Weaving numerous seemingly minor narratives and characters in the ‘ordinary’ and ‘everyday’ is a Kieslowski trademark as Red begins quietly and builds as the themes of liberté, egalité and fraternité are explored in the final film not only of the trilogy, but of the director himself who died a couple of years later at the tragically young age of fifty four.

Nominated for 3 Oscars in 1995 (best director, cinematography, screenplay).

Rating: 85%

‘Europa’

An oddball confusion of a feature as director Lars von Trier (Dancer in the Dark, Melancholia), in (predominantly) stark black and white presents a murky post-Second World War Germany of politics, corruption and greed.

Visually stylised (a singular character of soft colour picked out in a crowded station platform; collaged images; model buildings and trains), Europa sees Leopold Kessler (Jean-Marc Barr – The Big Blue, Lovers) travel from the States and take a job on the German railways, helped by his overly-efficious uncle.

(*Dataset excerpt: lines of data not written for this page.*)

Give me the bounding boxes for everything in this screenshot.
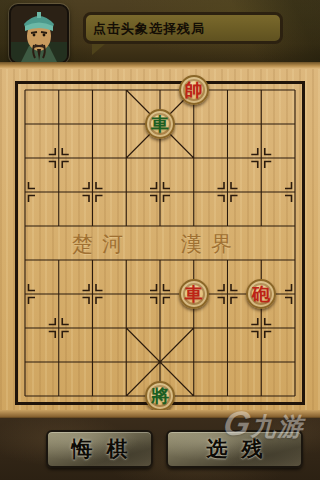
piece-character: 砲 bbox=[252, 285, 270, 303]
river-text-right: 漢界 bbox=[165, 229, 257, 259]
bubble-tail bbox=[92, 44, 105, 55]
general-portrait-icon bbox=[11, 6, 67, 62]
piece-black-chariot[interactable]: 車 bbox=[145, 109, 175, 139]
piece-red-general[interactable]: 帥 bbox=[179, 75, 209, 105]
piece-black-general[interactable]: 將 bbox=[145, 381, 175, 411]
select-endgame-button[interactable]: 选残 bbox=[166, 430, 303, 468]
river-text-left: 楚河 bbox=[56, 229, 148, 259]
undo-move-button[interactable]: 悔棋 bbox=[46, 430, 153, 468]
piece-red-chariot[interactable]: 車 bbox=[179, 279, 209, 309]
player-avatar[interactable] bbox=[9, 4, 69, 64]
bottom-bar: 悔棋 选残 G九游 bbox=[0, 418, 320, 480]
piece-character: 車 bbox=[151, 115, 169, 133]
xiangqi-board[interactable]: 楚河 漢界 帥車車砲將 bbox=[0, 62, 320, 418]
piece-character: 車 bbox=[185, 285, 203, 303]
hint-text: 点击头象选择残局 bbox=[86, 15, 280, 38]
hint-bubble: 点击头象选择残局 bbox=[83, 12, 283, 44]
board-edge-bottom bbox=[0, 410, 320, 418]
select-button-label: 选残 bbox=[193, 435, 277, 463]
app-root: 点击头象选择残局 楚河 漢界 帥車車砲將 悔棋 选残 G九游 bbox=[0, 0, 320, 480]
piece-character: 帥 bbox=[185, 81, 203, 99]
undo-button-label: 悔棋 bbox=[58, 435, 142, 463]
piece-character: 將 bbox=[151, 387, 169, 405]
top-bar: 点击头象选择残局 bbox=[0, 0, 320, 64]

Privately-owned by the Hartmann family, Zentropa Rail traverses the country where Kessler finds himself used and at the centre of too much political attention for his liking.

A noir tale, Europa is more pseud than profound, obscure rather than engaging, a Kafka-esque take that looks stunning but where even the seduction of Kessler by the Hartmann daughter (Barbara Sukowa – Hannah Arendt, Lola) is pure artifice.

Rating: 41%

‘Lad: A Yorkshire Story’

With its stunning barren, isolated backdrop of the north Yorkshire Dales, writer/director Dan Hartley’s very personal film looks to the friendship between a teenage boy and a National Park ranger following the sudden death of the boy’s father.

Young Tom (Bretten Lord) reacts badly to the sudden loss, particularly as the family struggle financially and older brother Nick leaves to join the army. Truancy from school leads to trouble with the law and a spot of community service. Meeting Al Thorpe (Alan Gibson), a practical, down-to-earth, no-nonsense ranger helps point Tom in the right direction.

Dedicated to the memory of Al Boughen, the real-life ranger who mentored the teenage Dan Hartley, Lad: A Yorkshire Story is an utterly compelling simple tale simply told: full of pathos, wry humour, natural performances, a lot of heart – and that landscape.